The zine community and the parental community usually don’t mix. It’s not common to see a happy family strolling through a zine convention—-and that’s a shame. After all, the anarchist/punk/revolutionary community is full of good parents. Take zinester, teacher, anarchist, and father Tom Moniz, who has produced 20 issues of the zine Rad Dad in the last ten years. Microcosm recently published Rad Dad: Dispatches From the Frontiers of Fatherhood, a book that collects the best pieces from the first 20 issues. Tomorrow night, Moniz will read selections from the book alongside Mark Andersen and Burke Stansbury at St. Stephen Church.
Washington City Paper: Why did you start making zines?
Tom Moniz: I started doing zines in the late ’90s. Rad Dad came out of the zines I was already doing. I realized I was writing more and more about the struggles I was having with my almost teenage son.
WCP: Why did you start a zine in your late 20s?
TM: I had gone through schooling and was having this dilemma of having to write things that would be accepted to journals and editors and as I was becoming more radicalized in my involvement with the zine and activism in the Bay Area, I came across more zines. I realized I wanted to be part of that community.
WCP: Why not turn it into a blog?
TM: I try not to buy into the dicotomy of blogs vs. zines. When I started doing Rad Dad there wasn’t a lot of easy access to computers, specifically for young fathers, fathers struggling financially, so if you can’t access a computer, how would they find it? One of the contributors to the zine first saw a copy on a seat of the BART and wrote me an email after that.
WCP: Why do think people without children enjoy Rad Dad?
TM: It’s good storytelling. Why do we like zines about a fishing woman in the Pacific Northwest like Xtra Tuf? It’s really interesting seeing people think about the impact on their children, the way they were parented, how the legacy of those choices impact us.
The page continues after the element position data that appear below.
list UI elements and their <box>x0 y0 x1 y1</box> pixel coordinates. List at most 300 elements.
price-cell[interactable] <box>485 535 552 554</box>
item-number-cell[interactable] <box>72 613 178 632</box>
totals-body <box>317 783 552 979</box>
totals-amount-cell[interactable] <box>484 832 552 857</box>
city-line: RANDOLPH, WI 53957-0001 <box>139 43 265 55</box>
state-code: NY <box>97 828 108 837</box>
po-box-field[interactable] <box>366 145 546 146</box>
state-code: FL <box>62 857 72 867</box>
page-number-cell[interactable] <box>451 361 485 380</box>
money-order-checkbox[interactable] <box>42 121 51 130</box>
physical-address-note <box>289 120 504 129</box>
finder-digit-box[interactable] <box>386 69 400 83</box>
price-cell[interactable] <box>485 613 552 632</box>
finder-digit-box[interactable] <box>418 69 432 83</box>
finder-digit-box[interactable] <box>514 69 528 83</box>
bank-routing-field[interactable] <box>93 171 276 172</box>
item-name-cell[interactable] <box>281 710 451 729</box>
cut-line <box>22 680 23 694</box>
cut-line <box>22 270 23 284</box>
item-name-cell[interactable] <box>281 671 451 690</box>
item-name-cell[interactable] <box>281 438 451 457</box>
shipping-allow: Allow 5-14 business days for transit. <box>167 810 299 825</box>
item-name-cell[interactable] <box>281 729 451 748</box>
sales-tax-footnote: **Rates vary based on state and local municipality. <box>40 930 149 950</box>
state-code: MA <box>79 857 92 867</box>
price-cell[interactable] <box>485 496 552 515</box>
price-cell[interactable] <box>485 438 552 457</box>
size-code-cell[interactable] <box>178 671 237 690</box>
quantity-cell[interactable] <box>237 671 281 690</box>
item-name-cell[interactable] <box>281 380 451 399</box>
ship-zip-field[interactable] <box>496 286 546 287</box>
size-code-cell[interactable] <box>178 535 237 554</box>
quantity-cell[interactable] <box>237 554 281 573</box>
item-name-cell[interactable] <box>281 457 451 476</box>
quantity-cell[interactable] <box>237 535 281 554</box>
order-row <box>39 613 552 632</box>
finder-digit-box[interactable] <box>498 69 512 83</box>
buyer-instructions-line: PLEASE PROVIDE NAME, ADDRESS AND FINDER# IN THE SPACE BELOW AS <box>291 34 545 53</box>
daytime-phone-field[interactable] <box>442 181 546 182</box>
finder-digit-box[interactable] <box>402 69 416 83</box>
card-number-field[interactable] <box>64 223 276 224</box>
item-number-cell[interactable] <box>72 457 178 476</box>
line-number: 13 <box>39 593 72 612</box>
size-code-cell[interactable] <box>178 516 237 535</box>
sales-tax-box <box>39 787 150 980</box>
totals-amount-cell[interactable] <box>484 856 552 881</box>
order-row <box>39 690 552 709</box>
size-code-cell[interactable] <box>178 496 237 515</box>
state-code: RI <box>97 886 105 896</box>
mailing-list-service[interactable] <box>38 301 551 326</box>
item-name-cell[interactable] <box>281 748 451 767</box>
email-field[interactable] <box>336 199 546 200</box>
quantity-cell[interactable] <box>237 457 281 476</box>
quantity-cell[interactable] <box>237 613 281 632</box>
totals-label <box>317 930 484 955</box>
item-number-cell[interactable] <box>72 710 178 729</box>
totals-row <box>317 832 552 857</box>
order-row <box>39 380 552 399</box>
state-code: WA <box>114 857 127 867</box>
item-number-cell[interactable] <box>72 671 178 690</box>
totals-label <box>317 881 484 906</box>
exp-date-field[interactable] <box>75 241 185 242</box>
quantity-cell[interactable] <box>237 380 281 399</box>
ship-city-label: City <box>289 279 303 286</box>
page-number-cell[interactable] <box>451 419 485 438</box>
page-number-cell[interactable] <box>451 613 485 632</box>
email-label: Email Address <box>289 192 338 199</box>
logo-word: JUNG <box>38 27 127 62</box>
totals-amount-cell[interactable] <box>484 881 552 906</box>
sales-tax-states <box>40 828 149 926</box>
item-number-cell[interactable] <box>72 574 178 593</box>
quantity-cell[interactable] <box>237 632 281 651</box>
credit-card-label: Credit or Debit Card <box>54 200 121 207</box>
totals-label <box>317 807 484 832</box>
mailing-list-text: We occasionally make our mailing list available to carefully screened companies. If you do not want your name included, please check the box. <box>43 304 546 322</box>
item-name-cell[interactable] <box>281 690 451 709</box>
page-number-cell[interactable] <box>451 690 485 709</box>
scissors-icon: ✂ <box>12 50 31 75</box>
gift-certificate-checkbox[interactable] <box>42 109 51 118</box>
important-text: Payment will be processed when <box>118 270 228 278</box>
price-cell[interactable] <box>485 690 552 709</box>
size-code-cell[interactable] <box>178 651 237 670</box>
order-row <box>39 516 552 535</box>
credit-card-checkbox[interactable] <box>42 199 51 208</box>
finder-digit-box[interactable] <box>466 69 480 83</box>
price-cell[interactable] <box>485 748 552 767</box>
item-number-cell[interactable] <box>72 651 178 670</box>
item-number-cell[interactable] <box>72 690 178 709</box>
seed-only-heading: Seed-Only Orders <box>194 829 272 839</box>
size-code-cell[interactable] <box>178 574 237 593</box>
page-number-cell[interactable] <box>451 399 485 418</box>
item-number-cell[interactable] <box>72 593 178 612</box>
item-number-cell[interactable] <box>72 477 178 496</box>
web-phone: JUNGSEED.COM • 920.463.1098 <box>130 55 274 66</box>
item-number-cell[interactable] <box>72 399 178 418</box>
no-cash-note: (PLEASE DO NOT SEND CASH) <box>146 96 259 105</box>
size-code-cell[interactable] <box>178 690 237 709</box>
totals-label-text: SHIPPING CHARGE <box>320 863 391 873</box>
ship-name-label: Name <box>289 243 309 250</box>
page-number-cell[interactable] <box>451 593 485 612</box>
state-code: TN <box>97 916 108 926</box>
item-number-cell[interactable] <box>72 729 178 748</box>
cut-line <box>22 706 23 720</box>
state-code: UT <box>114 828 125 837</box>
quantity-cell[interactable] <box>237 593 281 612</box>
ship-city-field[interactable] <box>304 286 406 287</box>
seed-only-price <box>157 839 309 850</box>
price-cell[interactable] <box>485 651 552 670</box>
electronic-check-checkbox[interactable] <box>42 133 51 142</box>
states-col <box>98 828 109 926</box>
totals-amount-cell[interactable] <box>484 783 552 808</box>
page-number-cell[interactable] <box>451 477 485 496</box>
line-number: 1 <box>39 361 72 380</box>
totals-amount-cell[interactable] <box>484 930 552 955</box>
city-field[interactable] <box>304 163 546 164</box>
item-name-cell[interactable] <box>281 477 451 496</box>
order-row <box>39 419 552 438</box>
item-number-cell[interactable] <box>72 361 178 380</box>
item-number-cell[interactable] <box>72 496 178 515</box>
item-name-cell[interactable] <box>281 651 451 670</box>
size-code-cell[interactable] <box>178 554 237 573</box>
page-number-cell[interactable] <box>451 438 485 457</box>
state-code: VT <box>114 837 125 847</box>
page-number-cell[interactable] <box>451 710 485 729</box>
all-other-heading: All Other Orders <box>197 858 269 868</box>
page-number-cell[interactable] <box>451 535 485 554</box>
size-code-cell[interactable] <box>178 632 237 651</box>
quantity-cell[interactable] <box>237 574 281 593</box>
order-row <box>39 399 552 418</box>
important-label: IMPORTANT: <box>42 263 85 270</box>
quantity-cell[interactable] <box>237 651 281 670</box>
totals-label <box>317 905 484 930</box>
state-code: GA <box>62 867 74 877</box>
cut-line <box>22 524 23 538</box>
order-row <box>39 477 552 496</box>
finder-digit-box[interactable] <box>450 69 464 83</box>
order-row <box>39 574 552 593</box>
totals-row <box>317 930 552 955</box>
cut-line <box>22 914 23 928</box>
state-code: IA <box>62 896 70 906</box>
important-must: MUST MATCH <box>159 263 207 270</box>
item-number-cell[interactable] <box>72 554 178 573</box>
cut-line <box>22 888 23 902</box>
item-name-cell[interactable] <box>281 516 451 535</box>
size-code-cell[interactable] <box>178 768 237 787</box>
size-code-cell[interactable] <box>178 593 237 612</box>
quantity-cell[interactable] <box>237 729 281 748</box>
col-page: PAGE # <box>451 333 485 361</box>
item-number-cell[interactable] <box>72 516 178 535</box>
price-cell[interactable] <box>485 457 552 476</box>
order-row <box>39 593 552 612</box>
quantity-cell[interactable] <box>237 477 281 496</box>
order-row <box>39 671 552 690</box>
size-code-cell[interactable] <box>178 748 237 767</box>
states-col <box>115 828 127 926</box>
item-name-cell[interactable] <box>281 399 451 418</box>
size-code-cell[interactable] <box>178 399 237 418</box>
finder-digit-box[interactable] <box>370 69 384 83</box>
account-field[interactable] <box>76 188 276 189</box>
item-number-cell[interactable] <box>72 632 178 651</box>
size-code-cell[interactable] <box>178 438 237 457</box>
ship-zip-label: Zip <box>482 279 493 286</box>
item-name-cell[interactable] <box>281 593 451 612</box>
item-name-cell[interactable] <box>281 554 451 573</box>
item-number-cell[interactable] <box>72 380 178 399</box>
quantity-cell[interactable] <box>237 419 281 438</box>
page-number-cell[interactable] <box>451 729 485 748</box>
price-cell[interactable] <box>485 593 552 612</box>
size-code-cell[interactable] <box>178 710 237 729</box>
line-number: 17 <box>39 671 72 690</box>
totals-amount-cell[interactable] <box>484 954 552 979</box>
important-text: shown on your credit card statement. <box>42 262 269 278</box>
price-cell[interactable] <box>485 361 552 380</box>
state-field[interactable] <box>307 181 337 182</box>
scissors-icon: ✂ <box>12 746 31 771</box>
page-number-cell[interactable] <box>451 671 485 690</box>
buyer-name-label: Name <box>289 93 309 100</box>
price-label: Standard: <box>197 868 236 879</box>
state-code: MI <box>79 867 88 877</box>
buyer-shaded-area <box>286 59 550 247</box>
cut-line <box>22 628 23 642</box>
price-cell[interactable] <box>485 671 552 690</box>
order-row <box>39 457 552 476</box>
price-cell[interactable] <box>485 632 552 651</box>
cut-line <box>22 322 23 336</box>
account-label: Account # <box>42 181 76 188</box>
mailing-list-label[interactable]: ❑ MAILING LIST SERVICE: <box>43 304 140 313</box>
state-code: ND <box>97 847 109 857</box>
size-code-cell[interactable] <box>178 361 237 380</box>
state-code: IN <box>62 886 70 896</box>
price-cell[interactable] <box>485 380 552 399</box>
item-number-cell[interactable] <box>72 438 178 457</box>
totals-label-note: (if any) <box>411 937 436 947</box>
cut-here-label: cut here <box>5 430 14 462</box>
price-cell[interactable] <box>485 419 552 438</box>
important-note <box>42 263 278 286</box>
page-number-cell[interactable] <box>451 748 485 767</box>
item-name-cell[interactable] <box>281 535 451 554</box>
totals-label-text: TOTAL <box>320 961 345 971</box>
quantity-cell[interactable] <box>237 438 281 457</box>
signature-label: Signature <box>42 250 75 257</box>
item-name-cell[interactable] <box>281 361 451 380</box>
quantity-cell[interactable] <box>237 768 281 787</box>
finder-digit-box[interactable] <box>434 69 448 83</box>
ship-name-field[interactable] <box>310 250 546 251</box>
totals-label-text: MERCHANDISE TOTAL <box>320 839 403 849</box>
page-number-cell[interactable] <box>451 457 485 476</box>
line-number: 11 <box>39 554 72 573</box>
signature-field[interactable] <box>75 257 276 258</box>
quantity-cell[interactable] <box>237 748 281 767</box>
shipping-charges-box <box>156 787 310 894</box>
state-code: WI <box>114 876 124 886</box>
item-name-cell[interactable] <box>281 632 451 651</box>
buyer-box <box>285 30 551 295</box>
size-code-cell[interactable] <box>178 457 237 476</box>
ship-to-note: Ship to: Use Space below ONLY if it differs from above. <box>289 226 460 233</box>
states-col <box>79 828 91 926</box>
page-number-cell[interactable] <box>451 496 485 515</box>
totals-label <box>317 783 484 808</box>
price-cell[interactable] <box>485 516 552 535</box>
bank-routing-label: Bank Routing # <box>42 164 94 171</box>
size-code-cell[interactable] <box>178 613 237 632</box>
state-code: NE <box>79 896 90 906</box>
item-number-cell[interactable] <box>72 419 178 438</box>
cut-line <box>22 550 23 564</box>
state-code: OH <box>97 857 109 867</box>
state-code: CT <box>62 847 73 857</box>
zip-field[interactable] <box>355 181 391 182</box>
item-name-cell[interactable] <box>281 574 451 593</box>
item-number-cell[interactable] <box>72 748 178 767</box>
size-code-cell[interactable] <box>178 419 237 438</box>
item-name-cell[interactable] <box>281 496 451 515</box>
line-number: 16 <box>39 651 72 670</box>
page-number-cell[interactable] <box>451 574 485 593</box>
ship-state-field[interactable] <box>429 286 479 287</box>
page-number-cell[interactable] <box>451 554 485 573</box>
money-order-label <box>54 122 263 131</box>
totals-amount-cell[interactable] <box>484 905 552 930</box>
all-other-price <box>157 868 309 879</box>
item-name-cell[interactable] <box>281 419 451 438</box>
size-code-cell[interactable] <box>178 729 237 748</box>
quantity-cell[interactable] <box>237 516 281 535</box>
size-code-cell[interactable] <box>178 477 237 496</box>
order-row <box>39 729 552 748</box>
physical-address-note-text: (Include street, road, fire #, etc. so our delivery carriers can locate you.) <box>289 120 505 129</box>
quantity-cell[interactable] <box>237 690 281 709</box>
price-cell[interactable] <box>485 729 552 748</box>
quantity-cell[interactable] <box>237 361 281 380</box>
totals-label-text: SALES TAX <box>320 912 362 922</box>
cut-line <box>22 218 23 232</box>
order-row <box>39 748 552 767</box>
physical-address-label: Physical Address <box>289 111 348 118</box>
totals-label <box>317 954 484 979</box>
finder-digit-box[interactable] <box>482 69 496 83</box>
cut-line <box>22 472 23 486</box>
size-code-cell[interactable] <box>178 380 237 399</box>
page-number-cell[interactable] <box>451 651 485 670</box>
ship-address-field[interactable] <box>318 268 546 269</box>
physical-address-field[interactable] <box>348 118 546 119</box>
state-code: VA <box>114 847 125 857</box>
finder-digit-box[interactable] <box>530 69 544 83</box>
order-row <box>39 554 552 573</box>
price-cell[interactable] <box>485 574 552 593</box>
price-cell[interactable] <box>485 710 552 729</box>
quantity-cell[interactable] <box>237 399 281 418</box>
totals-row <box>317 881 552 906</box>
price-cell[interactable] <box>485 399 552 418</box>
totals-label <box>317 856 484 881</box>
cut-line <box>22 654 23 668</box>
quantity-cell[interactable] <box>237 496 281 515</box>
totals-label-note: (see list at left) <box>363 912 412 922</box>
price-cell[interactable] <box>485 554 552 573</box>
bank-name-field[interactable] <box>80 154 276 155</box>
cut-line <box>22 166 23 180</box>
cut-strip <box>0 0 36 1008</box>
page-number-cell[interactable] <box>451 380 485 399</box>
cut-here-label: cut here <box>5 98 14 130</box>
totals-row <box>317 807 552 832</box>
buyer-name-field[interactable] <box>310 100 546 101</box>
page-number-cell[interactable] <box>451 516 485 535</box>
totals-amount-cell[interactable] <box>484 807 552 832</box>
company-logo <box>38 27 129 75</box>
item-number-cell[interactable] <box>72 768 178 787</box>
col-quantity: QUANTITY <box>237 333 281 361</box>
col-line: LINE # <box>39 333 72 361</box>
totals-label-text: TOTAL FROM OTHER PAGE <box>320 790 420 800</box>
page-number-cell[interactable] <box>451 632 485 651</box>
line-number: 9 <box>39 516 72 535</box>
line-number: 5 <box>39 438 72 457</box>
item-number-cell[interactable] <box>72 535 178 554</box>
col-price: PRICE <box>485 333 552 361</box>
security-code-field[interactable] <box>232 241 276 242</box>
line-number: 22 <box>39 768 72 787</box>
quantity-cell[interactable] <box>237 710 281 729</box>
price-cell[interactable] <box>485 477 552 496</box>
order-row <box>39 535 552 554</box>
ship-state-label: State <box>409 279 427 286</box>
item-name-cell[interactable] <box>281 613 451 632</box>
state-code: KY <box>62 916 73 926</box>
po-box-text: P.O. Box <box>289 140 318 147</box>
WCP: How has your definition of anarchy changed?
TM: It’s become more and more closer to the choices in my daily life. I became radicalized because I became a parent. How do the choices I make impact my partner, my family, my community? Struggling with the school system has been a big issue. I am a teacher and realize how limited it is for learning to take place in schools. My son was struggling so we sat down and figure out what we needed to do. He chose to home-school for two-and-a-half years and then go back into a high school. I keep encouraging my daughters to do the same and they want to stay.
WCP: Why do you show your family everything you publish?
TM: I show them everything I write. I’ve learned to show my daughters everything because I didn’t show my son early on and should have.
WCP: How often have stories been vetoed?
TM: They’re never vetoed but when I do a reading and they’re there, they’ll heckle me.
WCP: Why should people attend a reading?
TM: People come and share powerul stories. They’re heartfelt, entertaining and sometimes hilarious. You can come or see a Disney movie.
WCP: Have you taken your children to a Disney movie?
TM: I’ve tried not to, but have.
TM: I haven’t, but they’ve gone with their friends.
WCP: Has the writing helped your relationship with your family?
TM: Writing about the way I want to live has helped me achieve that. It forces me to own it. Talking about how I want to parent, and even how I failed, is a good thing.
WCP: Do the other parents know you’re doing this?
TM: I don’t ever hide it but I don’t talk about it. If I incorporate anyone else I show them the piece.
WCP: Any advice for young parents?
TM: Thank you. Being a young in age parent is a really, really difficult thing to do. The narrative of our society vilifies it. There are other people out there and now, as a parent of older children, it’s nice to be able to tell them that they can do it. Talk with your children. All the awful things and all the pleasurable things too.